The Solar Array Wings on the International Space Station are an amazing feet of engineering, massing 1088 kg they produce 31 kilowatts of power, or about 28.5 watts of power per kilogram of mass of the system. Huh, that’s weird, we assumed a single kilogram of magic satellite could produce 420 watts of power, as well as computing, and all the other shiny stuff our satellite needs. OK, looks like we need to revise our mass estimates, we can be generous, we aren’t launching our satellites tomorrow, new photovoltaic technologies should become available. Let us assume that we can achieve 100 watts per kilogram of power production while still allowing for all of the fun features we believe our theoretical satellite can achieve. Now our satellite system can only produce 2.4 kWh per kilogram launched.
The mission is looking rough, our 20 cents of compute time value per kilowatt hour of electricity available, in tandem with our $250/kWh launch cost has trashed our payback period. Now we are looking at 2,604 days to make back our money, over seven years.
It gets even worse if we look closer at the current estimates of how much value of computer processing time can be derived from a kilowatt hour of electricity. From the publicly available sources I could find, 20 cents is generous. According to Pew research cloud computing and the AI boom consumed 4% of US electricity production.
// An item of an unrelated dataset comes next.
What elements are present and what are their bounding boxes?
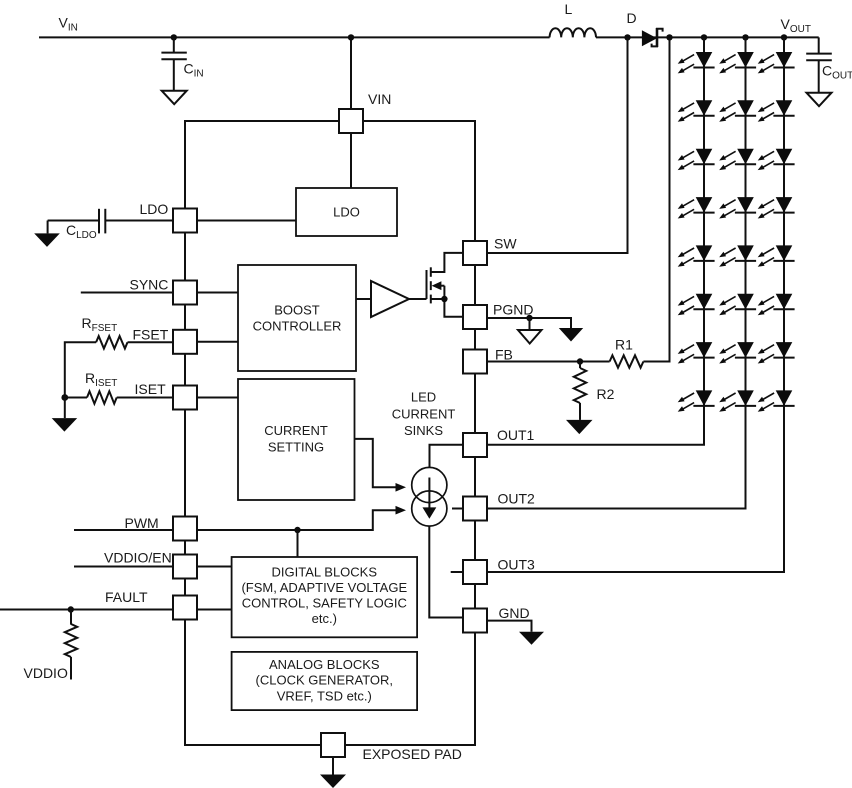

Wikipedia put US electricity production in 2023 at 4,104 trillion kWh. Translating to datacenters and cloud computing using about 164 billion kWh of electricity. If we take Yahoo finance at their word cloud computing was worth let us say a rounded up a trillion dollars in 2025. Dividing cloud compute annual revenue by annual energy consumption, we can give ourselves a loose number for the compute value from 1 kWh of electricity. $1 Trillion/164 billion kWh or $0.0609 kWh. Woof one kilowatt hour of electricity is only worth 6 cents of computer time.
Woah, that means that even if we triple the supposed value of compute time, our initial estimate of compute time being worth 20 cents per kilowatt hour was too high. The payback period is approaching 8 years, before we account for spacecraft losses or depreciation of the value of what is being done on our satellites. A facility on earth can swap out bad components and upgrade in a timely manner, a satellite has a harder time being repaired, and designing our satellite to be repaired makes it liable to cost more to build (I presume a repairable satellite design will cost more as you need better access points and the like, but as I am not a subject matter expert I will not speak definately about it.
Obie I hear myself saying, I thought you were pro space, this article seems like quite the downer on orbital cloud computing.
Well it is, but only with respect to moving computers off the surface of the Earth, while still asking those computers to do work on Earthy projects.
I do believe that orbital server farms that serve other satellites, that act as data relays, and/or pre-processors for data being sent down to Earth, those options can be very valuable and the math works out differently. A computer system that ensures that a forward operating base or rescue command center on Earth, the value of the processing capacity and responsiveness is very different than commodity computations being done in a static server farm. Sustainably building computers and factories in space to make space a more valuable resource for the people of Earth is valuable.
I hope this was interesting, I did try to keep my personal biases in check, and I do believe that I was as fair as possible to the "business case” for orbital commodity cloud computing. If folks have papers further reading they would recommend I welcome the feedback.